If you are going to keep a fish like Arowana, ideally, one would like to see that you had prepared for his feeding needs before you brought him home. I don't mean to be unkind, but there's more than one sort of fish with special needs for various things, including foods. If you don't have them ready, the animals will end up going without. This is, sadly, too often because they are purchased first without enough research being done ahead of time. You really need to know what they need, so you'll have it ready for them when they arrive. If you don't, when you get them home, instead of being able to enjoy your new pet, you're feeling horrible because the fish won't eat and worrying about him all the time.

Get him what he needs. Live food. And consider how large he will become and what he will need when he does.. a much larger tank, perhaps, and other fish to eat along with his staple diet. I firmly believe all fish need some live food in their diet to maintain optimal health and it also is stimulating for them, and I think that is also very good for them.

Then hopefully you will have a nice big fat Arowana to enjoy for years to come and you'll both feel good.

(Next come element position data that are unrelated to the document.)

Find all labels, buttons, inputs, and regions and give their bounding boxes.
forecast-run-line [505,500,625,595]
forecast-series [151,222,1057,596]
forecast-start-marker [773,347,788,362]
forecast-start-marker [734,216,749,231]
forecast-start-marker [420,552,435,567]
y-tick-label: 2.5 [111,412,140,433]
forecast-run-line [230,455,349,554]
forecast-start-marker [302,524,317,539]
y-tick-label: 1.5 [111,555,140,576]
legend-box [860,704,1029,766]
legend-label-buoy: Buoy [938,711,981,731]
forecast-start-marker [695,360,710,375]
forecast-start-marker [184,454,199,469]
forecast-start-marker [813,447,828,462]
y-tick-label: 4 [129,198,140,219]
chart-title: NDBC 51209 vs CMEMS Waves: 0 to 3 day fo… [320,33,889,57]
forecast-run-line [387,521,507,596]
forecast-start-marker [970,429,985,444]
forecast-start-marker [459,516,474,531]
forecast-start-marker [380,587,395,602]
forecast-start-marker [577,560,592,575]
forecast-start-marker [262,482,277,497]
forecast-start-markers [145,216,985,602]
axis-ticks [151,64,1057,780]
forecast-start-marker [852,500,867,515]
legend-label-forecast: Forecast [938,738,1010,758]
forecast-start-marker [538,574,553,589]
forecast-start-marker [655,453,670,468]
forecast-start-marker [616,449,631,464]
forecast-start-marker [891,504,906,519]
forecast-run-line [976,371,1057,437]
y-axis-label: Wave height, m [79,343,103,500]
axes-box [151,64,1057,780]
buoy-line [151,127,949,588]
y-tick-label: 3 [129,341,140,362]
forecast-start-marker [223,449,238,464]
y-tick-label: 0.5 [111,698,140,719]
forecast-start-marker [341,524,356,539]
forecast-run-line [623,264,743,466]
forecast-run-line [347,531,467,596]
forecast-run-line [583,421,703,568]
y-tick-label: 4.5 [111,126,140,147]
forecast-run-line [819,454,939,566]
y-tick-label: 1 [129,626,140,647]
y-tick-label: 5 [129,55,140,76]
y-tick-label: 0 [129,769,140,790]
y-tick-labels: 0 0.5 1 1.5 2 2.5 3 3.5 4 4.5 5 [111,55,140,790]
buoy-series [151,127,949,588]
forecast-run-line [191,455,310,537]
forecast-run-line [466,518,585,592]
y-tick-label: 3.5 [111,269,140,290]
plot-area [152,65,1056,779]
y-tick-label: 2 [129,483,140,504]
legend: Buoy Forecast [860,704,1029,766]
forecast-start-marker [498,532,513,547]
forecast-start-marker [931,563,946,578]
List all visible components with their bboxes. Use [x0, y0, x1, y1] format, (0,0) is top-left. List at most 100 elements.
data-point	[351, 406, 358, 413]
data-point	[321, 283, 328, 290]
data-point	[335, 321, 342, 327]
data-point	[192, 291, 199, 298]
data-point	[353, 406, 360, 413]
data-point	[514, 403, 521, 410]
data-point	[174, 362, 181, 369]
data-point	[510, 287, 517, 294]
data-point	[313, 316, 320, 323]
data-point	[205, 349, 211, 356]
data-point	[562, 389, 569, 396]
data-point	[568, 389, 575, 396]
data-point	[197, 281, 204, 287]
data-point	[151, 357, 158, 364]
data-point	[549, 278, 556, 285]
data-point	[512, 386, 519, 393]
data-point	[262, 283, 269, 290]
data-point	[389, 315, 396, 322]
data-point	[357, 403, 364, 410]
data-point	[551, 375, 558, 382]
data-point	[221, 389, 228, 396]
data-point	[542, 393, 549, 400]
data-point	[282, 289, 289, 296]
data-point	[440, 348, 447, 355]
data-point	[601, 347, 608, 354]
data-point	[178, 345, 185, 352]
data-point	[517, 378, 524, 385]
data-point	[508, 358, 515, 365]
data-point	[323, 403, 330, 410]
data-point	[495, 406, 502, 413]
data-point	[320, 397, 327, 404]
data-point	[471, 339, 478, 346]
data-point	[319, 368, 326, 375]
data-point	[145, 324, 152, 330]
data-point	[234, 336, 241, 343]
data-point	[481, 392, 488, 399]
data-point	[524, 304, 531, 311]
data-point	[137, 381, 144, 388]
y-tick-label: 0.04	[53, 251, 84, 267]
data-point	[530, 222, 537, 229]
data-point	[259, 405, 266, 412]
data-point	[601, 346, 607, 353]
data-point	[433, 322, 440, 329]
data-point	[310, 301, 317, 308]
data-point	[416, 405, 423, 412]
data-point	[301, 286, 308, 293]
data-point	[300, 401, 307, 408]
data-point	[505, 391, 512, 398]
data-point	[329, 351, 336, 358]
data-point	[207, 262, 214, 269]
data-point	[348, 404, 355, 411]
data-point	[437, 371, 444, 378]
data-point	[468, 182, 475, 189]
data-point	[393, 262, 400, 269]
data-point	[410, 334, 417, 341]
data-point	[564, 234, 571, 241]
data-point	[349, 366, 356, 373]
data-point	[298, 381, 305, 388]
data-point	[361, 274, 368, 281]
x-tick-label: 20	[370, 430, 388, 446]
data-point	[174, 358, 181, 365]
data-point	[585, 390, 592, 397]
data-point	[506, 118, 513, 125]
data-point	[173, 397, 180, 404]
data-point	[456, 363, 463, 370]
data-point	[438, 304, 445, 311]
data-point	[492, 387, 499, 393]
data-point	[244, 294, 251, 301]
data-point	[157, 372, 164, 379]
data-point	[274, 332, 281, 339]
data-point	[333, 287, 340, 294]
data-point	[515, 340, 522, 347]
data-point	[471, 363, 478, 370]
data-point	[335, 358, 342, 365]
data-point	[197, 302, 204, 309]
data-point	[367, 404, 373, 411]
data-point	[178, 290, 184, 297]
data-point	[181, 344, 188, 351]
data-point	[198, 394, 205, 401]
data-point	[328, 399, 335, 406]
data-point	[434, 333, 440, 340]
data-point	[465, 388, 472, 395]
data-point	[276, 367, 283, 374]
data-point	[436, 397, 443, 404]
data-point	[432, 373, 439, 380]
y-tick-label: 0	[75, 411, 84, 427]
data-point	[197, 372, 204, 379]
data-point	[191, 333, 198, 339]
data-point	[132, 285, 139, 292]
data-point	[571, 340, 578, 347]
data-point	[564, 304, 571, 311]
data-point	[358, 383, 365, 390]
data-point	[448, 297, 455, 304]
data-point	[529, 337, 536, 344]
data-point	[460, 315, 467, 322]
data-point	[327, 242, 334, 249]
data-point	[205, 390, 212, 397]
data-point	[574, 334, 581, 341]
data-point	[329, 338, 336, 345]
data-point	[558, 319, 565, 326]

I wish you the very best of success.


----------



## Tropicana (Feb 15, 2009)

You can go to a reptile store and get pin head crickets. They are so tiny. And they float.


----------



## lybrian1 (Aug 10, 2010)

My arrowana I'd eating well it's eating blood worms as well as flakes. It's actually eating a lot too. I guess it was just nervous before.

By the way I just picked up a 150 gal tank for him. I'll set it up when my arrowana is bigger.


----------



## pat3612 (Jan 29, 2008)

Glad he is eating bloodworms and flakes are not ideal food for him when he gets a little bigger you should get him some live food. You could even get afew guppies and breed them or anything easy mollys platys etc


----------



## lybrian1 (Aug 10, 2010)

I never had much luck with breeding mollies and platies but I am willing to try


----------



## chen (Jun 4, 2006)

My advice is to stop moving him. Fish in general when not use to their new homes need time to get comfortable before they start eating. Lots of great advice so far on what to feed him so try that instead of moving him.


----------